Perforin-2 (P2) is a pore-forming protein with cytotoxic activity against intracellular bacterial pathogens. P2 knockout (P2KO) mice are unable to control infections and die from normally non-lethal bacterial infections. Here we show that P2KO mice as compared to WT mice show significantly higher levels of systemic inflammation, measured by inflammatory markers in serum, due to continuous microbial translocation from the gut which cannot be controlled as these mice lack P2. Systemic inflammation in young and old P2KO mice induces intrinsic B cell inflammation. Systemic and B cell intrinsic inflammation are negatively associated with in vivo and in vitro antibody responses. Chronic inflammation leads to class switch recombination defects, which are at least in part responsible for the reduced in vivo and in vitro antibody responses in young and old P2KO vs. WT mice. These defects include the reduced expression of activation-induced cytidine deaminase (AID), the enzyme for class switch recombination, somatic hypermutation and IgG production and of its transcriptional activators E47 and Pax5. Of note, the response of young P2KO mice is not different from the one observed in old WT mice, suggesting that the chronic inflammatory status of mice lacking P2 may accelerate, or be equivalent, to that seen in old mice. The inflammatory status of the splenic B cells is associated with increased frequencies and numbers of the pro-inflammatory B cell subset called Age-associated B Cells (ABCs) in the spleen and the visceral adipose tissue (VAT) of P2KO old mice. We show that B cells differentiate into ABCs in the VAT following interaction with the adipocytes and their products, and this occurs more in the VAT of P2KO mice as compared to WT controls. This is to our knowledge the first study on B cell function and antibody responses in mice lacking P2.
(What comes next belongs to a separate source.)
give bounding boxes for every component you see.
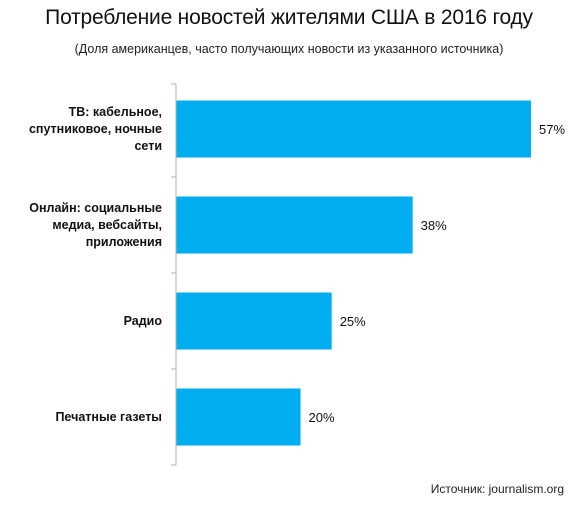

Perforin-2（P2）是一种成孔蛋白，对细胞内细菌病原体具有细胞毒活性。P2基因敲除（P2KO）小鼠无法控制感染，并因正常的非致命细菌感染而死亡。在这里，我们显示，与WT小鼠相比，P2KO小鼠表现出明显更高的全身炎症水平，这是通过血清中的炎性标记物来衡量的，这是由于无法持续控制肠道中微生物的连续移位，因为这些小鼠缺乏P2。幼小和成年P2KO小鼠的全身性炎症均可诱发内在的B细胞炎症。全身性和B细胞内在炎症与负相关体内 和 体外抗体反应。慢性炎症导致类别转换重组缺陷，这至少部分是导致炎症减少的原因体内 和 体外幼小和老年P2KO与WT小鼠的抗体反应。这些缺陷包括激活诱导的胞苷脱氨酶（AID），用于类别转换重组，体细胞超突变和IgG产生的酶及其转录激活因子E47和Pax5的表达降低。值得注意的是，年轻的P2KO小鼠的反应与在老WT小鼠中观察到的反应没有什么不同，这表明缺乏P2的小鼠的慢性炎症状态可能会加速或与老小鼠相同。脾脏B细胞的炎症状态与P2KO老小鼠的脾脏和内脏脂肪组织（VAT）中称为年龄相关B细胞（ABC）的促炎症B细胞亚群的频率和数量增加有关。我们显示B细胞在与脂肪细胞及其产物相互作用后在VAT中分化为ABCs，与WT对照相比，它在P2KO小鼠的VAT中发生的更多。据我们所知，这是缺乏P2小鼠中B细胞功能和抗体反应的第一项研究。